The fan experience is critical, explains Anderson: “NASCAR is competing not just for a share of customers’ auto dollars or sports dollars, but entertainment dollars,” and the research had revealed that millennials largely attended sporting events not for the sport itself but as a social occasion. Aspects in which fans perceived NASCAR as inferior to other sporting and live entertainment events were scrutinized.
The plan that France’s team developed in response to the research results to prioritize the myriad issues was the Industry Action Plan. To create this vision for the future of the sport, NASCAR reached across the breadth of the sanctioning body. “Importantly, we didn’t grab the thirty highest titles in the [organization]. We grabbed people who we knew were highly influential within our company, young people and executives—people who had a lot of energy for the direction we knew we needed to take the sport,” said Eric Nyquist, NASCAR’s Vice President of Strategic Development.
France then took the lead in resourcing some of the plan’s objectives—like hiring the talent to staff an Industry Services group within the sanctioning body to provide media training and marketing resources to drivers and teams—and was the key advocate in pitching the plan to the rest of the industry. Many changes necessitated gaining commitments from independent partners, like the public corporations who owned the majority of tracks on which NASCAR races were held, to make massive capital improvements.
“There is more connectivity at our events [than almost any other event in the U.S.]. It’s like moving two square blocks of Manhattan around the country as a traveling circus,” described Nyquist. “[Tackling infrastructure] was a major undertaking that has taken place over the last two years, but it was critical. Without it, we couldn’t build to the next level of elements that we wanted to bring to the fan experience.”

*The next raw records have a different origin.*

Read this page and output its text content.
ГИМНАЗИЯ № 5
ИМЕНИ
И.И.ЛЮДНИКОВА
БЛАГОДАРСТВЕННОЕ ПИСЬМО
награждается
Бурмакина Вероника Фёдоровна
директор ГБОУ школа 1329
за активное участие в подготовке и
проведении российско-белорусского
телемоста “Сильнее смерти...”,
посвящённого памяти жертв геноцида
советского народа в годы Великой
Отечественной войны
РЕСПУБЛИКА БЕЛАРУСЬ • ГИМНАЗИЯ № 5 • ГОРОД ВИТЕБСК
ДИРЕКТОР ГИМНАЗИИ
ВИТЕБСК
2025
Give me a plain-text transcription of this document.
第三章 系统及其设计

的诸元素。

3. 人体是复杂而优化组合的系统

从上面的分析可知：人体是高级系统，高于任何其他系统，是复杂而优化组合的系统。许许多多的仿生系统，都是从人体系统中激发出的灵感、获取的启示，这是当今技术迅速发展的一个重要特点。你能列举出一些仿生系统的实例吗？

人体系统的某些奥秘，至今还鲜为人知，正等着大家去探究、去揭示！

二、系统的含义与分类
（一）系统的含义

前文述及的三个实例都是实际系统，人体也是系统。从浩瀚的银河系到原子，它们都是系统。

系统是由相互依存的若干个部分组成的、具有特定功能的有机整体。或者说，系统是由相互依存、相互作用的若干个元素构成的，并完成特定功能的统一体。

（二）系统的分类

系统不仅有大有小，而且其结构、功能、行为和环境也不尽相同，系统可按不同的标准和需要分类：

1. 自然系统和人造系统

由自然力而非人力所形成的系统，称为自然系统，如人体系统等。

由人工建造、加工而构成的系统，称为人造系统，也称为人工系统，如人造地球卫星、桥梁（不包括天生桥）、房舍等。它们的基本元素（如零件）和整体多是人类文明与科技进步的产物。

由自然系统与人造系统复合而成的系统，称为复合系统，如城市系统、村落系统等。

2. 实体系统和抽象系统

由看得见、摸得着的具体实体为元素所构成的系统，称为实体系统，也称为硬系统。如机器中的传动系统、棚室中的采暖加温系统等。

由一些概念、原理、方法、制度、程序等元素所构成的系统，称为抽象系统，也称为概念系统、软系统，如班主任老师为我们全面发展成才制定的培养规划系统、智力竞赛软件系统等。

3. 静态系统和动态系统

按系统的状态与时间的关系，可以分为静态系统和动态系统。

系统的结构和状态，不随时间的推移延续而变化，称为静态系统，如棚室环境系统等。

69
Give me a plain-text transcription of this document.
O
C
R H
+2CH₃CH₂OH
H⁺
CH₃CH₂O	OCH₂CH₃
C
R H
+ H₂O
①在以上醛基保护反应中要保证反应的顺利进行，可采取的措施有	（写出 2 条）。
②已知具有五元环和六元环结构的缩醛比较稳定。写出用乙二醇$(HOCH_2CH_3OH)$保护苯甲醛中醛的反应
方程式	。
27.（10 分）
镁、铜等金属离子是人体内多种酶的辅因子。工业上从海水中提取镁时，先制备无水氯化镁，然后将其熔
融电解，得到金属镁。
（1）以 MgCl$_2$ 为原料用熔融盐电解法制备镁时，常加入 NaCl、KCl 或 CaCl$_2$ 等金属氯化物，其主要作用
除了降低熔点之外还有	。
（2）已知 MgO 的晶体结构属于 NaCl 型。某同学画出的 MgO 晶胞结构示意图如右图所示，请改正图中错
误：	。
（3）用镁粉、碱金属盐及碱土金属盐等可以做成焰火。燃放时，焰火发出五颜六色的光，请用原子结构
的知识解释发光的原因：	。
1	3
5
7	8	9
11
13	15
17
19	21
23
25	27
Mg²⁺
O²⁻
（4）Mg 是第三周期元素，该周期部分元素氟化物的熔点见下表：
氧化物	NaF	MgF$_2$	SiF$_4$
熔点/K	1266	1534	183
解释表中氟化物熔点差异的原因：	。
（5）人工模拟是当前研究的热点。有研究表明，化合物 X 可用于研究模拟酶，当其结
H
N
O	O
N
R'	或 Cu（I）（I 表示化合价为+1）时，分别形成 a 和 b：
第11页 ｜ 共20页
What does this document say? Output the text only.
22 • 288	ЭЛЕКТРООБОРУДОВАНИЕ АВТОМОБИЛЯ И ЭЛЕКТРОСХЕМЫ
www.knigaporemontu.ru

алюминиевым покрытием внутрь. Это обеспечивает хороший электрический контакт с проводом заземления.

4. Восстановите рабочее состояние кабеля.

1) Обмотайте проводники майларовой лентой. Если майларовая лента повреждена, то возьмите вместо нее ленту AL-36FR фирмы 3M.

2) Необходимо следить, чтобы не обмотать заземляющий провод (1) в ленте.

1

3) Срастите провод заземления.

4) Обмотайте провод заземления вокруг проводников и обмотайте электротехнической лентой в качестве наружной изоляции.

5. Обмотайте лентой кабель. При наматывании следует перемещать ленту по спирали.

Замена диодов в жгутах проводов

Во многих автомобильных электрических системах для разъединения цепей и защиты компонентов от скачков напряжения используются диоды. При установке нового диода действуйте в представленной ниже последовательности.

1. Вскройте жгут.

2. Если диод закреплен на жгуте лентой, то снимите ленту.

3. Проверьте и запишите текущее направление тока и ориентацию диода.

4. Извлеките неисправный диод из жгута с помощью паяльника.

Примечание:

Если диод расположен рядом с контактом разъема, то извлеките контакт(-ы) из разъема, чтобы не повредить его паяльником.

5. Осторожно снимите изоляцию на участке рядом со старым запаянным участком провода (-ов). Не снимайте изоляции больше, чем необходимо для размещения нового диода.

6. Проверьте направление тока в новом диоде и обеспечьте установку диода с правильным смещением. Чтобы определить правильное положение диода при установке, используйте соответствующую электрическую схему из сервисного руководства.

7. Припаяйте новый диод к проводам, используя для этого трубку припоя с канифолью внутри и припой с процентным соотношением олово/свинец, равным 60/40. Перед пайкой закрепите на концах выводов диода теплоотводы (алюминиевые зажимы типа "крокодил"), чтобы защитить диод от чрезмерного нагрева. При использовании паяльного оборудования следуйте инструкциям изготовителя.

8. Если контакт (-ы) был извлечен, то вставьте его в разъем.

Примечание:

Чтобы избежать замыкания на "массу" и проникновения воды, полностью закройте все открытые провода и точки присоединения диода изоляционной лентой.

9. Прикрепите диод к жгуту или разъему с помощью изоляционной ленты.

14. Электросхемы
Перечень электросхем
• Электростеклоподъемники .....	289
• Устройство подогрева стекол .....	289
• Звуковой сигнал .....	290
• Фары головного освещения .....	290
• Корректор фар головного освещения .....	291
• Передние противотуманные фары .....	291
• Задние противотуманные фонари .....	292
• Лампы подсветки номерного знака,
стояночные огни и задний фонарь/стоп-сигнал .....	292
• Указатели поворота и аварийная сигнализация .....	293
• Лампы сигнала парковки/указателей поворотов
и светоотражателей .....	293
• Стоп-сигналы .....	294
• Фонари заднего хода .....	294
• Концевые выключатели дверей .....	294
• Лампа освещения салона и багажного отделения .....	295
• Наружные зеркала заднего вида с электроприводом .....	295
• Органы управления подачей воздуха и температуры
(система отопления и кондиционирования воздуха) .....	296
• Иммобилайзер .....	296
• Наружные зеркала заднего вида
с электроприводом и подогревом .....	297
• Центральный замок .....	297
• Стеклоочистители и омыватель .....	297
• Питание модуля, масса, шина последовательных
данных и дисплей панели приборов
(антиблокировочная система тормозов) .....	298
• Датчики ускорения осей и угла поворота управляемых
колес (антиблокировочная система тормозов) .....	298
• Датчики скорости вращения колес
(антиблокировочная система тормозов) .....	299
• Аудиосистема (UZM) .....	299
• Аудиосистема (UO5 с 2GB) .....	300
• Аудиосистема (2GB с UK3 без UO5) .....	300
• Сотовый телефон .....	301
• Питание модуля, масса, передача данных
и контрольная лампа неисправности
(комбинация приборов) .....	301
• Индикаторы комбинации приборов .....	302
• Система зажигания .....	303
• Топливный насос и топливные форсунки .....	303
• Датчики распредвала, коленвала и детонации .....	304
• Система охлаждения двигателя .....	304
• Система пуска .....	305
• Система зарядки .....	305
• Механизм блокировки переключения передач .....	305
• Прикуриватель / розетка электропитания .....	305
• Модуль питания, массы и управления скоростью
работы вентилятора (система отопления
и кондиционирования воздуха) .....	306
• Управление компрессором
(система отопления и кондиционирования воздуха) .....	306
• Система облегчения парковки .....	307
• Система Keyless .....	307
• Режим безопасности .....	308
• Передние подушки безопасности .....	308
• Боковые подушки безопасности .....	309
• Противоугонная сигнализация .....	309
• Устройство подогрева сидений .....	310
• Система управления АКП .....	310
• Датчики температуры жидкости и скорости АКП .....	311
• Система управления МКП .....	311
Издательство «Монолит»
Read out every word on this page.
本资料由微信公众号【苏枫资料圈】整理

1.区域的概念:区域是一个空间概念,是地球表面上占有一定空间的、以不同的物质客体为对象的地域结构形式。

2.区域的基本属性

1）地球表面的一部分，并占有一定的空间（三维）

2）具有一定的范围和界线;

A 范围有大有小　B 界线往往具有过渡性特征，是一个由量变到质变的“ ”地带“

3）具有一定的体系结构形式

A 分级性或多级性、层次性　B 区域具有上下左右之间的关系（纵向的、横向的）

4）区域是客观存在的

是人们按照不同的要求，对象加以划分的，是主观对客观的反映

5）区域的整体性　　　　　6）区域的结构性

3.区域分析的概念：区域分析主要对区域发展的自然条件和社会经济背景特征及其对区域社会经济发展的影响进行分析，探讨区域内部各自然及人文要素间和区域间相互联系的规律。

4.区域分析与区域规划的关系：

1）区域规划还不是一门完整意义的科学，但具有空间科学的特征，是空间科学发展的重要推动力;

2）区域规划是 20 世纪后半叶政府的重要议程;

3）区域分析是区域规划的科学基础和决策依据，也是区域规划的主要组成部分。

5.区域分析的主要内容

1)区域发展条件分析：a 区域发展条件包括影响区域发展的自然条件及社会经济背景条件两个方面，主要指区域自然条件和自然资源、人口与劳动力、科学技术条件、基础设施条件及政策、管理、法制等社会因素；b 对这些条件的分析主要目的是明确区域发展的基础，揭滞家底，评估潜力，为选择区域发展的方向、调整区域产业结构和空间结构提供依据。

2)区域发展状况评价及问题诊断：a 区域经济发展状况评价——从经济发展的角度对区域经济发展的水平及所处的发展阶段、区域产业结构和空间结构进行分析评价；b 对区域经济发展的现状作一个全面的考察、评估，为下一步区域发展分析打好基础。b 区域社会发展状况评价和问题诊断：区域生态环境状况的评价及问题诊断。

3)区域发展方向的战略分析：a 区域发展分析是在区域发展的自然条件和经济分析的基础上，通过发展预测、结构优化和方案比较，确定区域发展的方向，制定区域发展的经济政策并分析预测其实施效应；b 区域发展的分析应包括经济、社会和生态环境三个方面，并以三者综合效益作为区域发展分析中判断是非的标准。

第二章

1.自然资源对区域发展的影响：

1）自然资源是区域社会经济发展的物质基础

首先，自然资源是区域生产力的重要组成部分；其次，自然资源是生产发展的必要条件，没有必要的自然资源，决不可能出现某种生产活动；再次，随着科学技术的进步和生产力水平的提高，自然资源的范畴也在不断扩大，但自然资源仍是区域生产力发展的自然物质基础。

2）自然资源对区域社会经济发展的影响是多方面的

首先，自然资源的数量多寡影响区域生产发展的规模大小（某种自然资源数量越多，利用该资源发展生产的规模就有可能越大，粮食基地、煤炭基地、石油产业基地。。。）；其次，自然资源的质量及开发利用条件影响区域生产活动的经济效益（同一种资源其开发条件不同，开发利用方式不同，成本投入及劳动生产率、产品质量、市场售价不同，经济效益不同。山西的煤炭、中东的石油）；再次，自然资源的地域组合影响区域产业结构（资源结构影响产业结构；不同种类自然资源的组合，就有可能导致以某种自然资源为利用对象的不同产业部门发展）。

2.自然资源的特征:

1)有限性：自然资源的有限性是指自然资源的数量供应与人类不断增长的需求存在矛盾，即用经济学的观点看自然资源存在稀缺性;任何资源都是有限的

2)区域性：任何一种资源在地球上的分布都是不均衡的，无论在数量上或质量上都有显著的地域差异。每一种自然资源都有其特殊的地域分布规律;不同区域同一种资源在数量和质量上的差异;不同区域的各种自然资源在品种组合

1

What resulted was not a transformation of the sport itself but rather innovation in service and innovation in collaboration. The fruits of innovation can been seen in NASCAR’s 2015–2024 broadcast rights deals, the revenue cornerstone of the sport that trickles to all of the industry’s stakeholders. They totaled $10.94 billion —more than double its 2007–2014 deals.
“France not only initiated changes within NASCAR, he developed a compelling plan for his industry partners to join onto. He had clear asks and invested time in selling his vision,” says Anderson. “If he had merely transformed his sanctioning body, the sport would not have seen the level of success it has today.”